First J.M. Inc. Customer: Now when you say that I can be somebody else, whaddya mean exactly? Craig Schwartz: Well, we mean exactly that. We can put you inside someone else's body, for fifteen minutes. First J.M. Inc. Customer: Can I be anybody that I wanna be? Craig Schwartz: Well, you... actually... Maxine: You can be John Malkovich. First J.M. Inc. Customer: Perfect! It's... my... second choice, but it's wonderful. I'm a fat man. I'm sad and I... Maxine: Two hundred dollars.

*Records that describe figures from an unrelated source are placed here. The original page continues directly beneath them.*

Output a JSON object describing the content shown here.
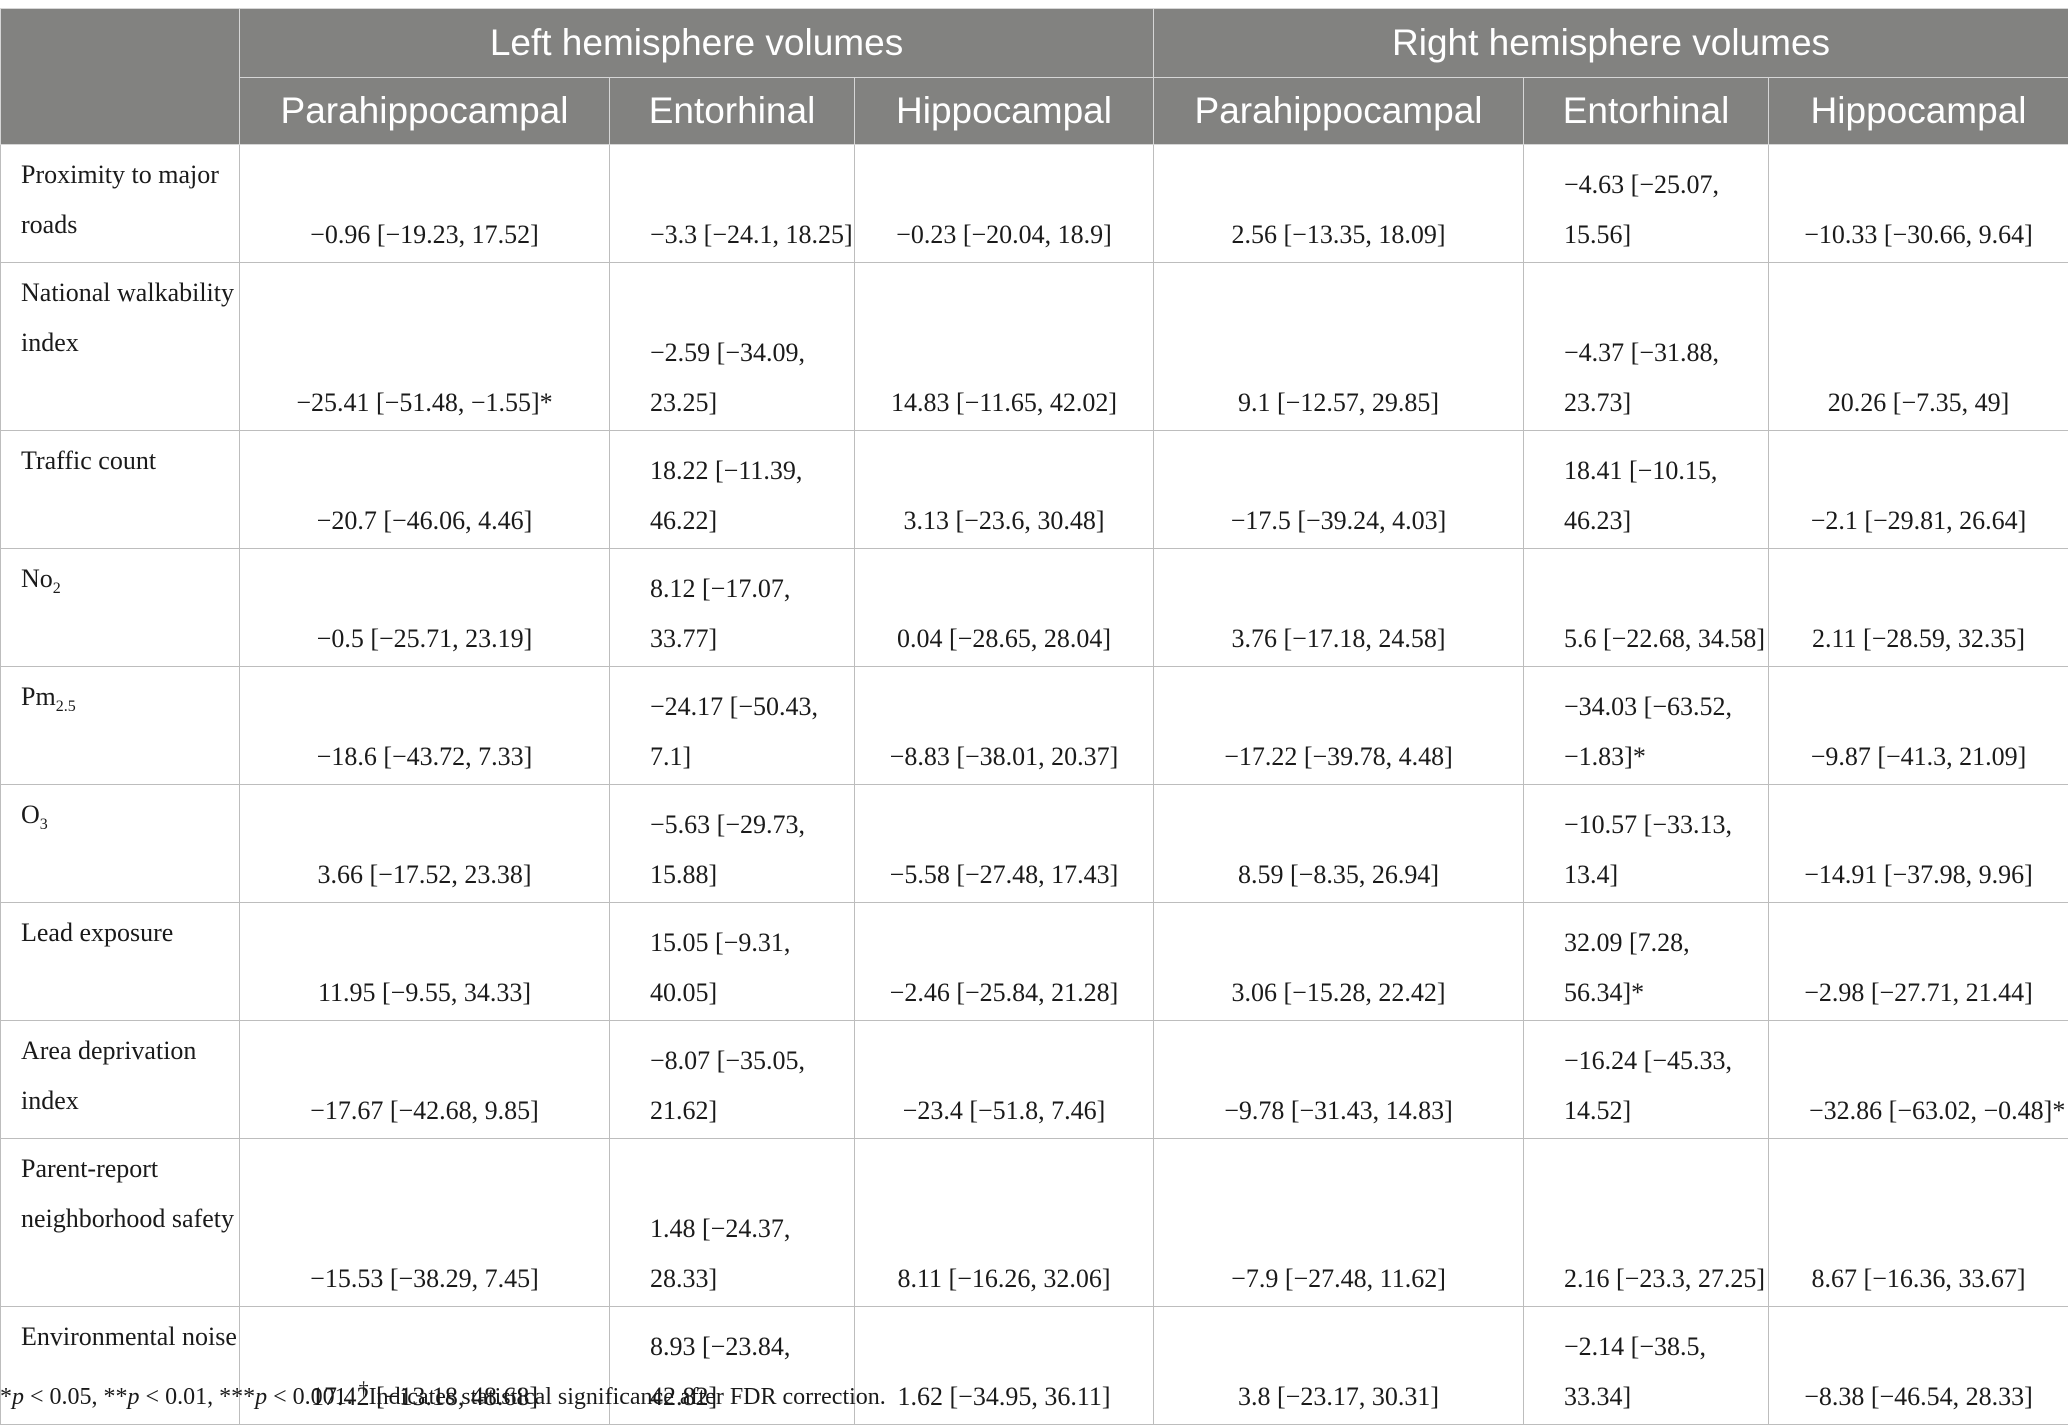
{
  "header": {
    "groups": [
      "Left hemisphere volumes",
      "Right hemisphere volumes"
    ],
    "columns": [
      "Parahippocampal",
      "Entorhinal",
      "Hippocampal",
      "Parahippocampal",
      "Entorhinal",
      "Hippocampal"
    ]
  },
  "rows": [
    {
      "label": "Proximity to major roads",
      "cells": [
        "−0.96 [−19.23, 17.52]",
        "−3.3 [−24.1, 18.25]",
        "−0.23 [−20.04, 18.9]",
        "2.56 [−13.35, 18.09]",
        "−4.63 [−25.07, 15.56]",
        "−10.33 [−30.66, 9.64]"
      ]
    },
    {
      "label": "National walkability index",
      "cells": [
        "−25.41 [−51.48, −1.55]*",
        "−2.59 [−34.09, 23.25]",
        "14.83 [−11.65, 42.02]",
        "9.1 [−12.57, 29.85]",
        "−4.37 [−31.88, 23.73]",
        "20.26 [−7.35, 49]"
      ]
    },
    {
      "label": "Traffic count",
      "cells": [
        "−20.7 [−46.06, 4.46]",
        "18.22 [−11.39, 46.22]",
        "3.13 [−23.6, 30.48]",
        "−17.5 [−39.24, 4.03]",
        "18.41 [−10.15, 46.23]",
        "−2.1 [−29.81, 26.64]"
      ]
    },
    {
      "label_main": "No",
      "label_sub": "2",
      "cells": [
        "−0.5 [−25.71, 23.19]",
        "8.12 [−17.07, 33.77]",
        "0.04 [−28.65, 28.04]",
        "3.76 [−17.18, 24.58]",
        "5.6 [−22.68, 34.58]",
        "2.11 [−28.59, 32.35]"
      ]
    },
    {
      "label_main": "Pm",
      "label_sub": "2.5",
      "cells": [
        "−18.6 [−43.72, 7.33]",
        "−24.17 [−50.43, 7.1]",
        "−8.83 [−38.01, 20.37]",
        "−17.22 [−39.78, 4.48]",
        "−34.03 [−63.52, −1.83]*",
        "−9.87 [−41.3, 21.09]"
      ]
    },
    {
      "label_main": "O",
      "label_sub": "3",
      "cells": [
        "3.66 [−17.52, 23.38]",
        "−5.63 [−29.73, 15.88]",
        "−5.58 [−27.48, 17.43]",
        "8.59 [−8.35, 26.94]",
        "−10.57 [−33.13, 13.4]",
        "−14.91 [−37.98, 9.96]"
      ]
    },
    {
      "label": "Lead exposure",
      "cells": [
        "11.95 [−9.55, 34.33]",
        "15.05 [−9.31, 40.05]",
        "−2.46 [−25.84, 21.28]",
        "3.06 [−15.28, 22.42]",
        "32.09 [7.28, 56.34]*",
        "−2.98 [−27.71, 21.44]"
      ]
    },
    {
      "label": "Area deprivation index",
      "cells": [
        "−17.67 [−42.68, 9.85]",
        "−8.07 [−35.05, 21.62]",
        "−23.4 [−51.8, 7.46]",
        "−9.78 [−31.43, 14.83]",
        "−16.24 [−45.33, 14.52]",
        "−32.86 [−63.02, −0.48]*"
      ]
    },
    {
      "label": "Parent-report neighborhood safety",
      "cells": [
        "−15.53 [−38.29, 7.45]",
        "1.48 [−24.37, 28.33]",
        "8.11 [−16.26, 32.06]",
        "−7.9 [−27.48, 11.62]",
        "2.16 [−23.3, 27.25]",
        "8.67 [−16.36, 33.67]"
      ]
    },
    {
      "label": "Environmental noise",
      "cells": [
        "17.42 [−13.18, 48.68]",
        "8.93 [−23.84, 42.82]",
        "1.62 [−34.95, 36.11]",
        "3.8 [−23.17, 30.31]",
        "−2.14 [−38.5, 33.34]",
        "−8.38 [−46.54, 28.33]"
      ]
    }
  ],
  "footnote": {
    "s1": "*",
    "p1": "p",
    "t1": " < 0.05, **",
    "p2": "p",
    "t2": " < 0.01, ***",
    "p3": "p",
    "t3": " < 0.001. ",
    "dagger": "†",
    "t4": "Indicates statistical significance after FDR correction."
  }
}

Dr. Lester: Don't toy with Floris, Schwartz. Craig Schwartz: Oh, no. Dr. Lester: If I was 80 years younger, I'd box your ears. Craig Schwartz: I wasn't toying with her sir, I wouldn't -- pardon me, how old are you, sir? Dr. Lester: 105. Carrot juice, lots of it. I swear, sometimes it's not worth it. I piss orange. I have to piss sitting down like a goddamn girlie-girl every fifteen minutes.

Craig Schwartz: I like you, I don't know what it is about you. Maxine: My tits? Craig Schwartz: No! No, no, no. Maxine: No? Craig Schwartz: It's your energy, your attitude, you know, the way you carry yourself. Maxine: You're not a fag, are you? Craig Schwartz: No, I am really attracted to you. Maxine: "No, I am really attracted to you", Christ, you are a fag. Okay, we can share recipes if you like, darling. Craig Schwartz: No, no, I love your tits, love 'em, I wanna fondle 'em. Maxine: Great, now we're getting somewhere. Not a chance.

Maxine: You're not someone I could get interested in, Craig, you play with dolls.

Charlie: You're nuts to let a girl go that calls you Lotte, I tell you that as a friend.

Craig Schwartz: What happens when a man goes through his own portal?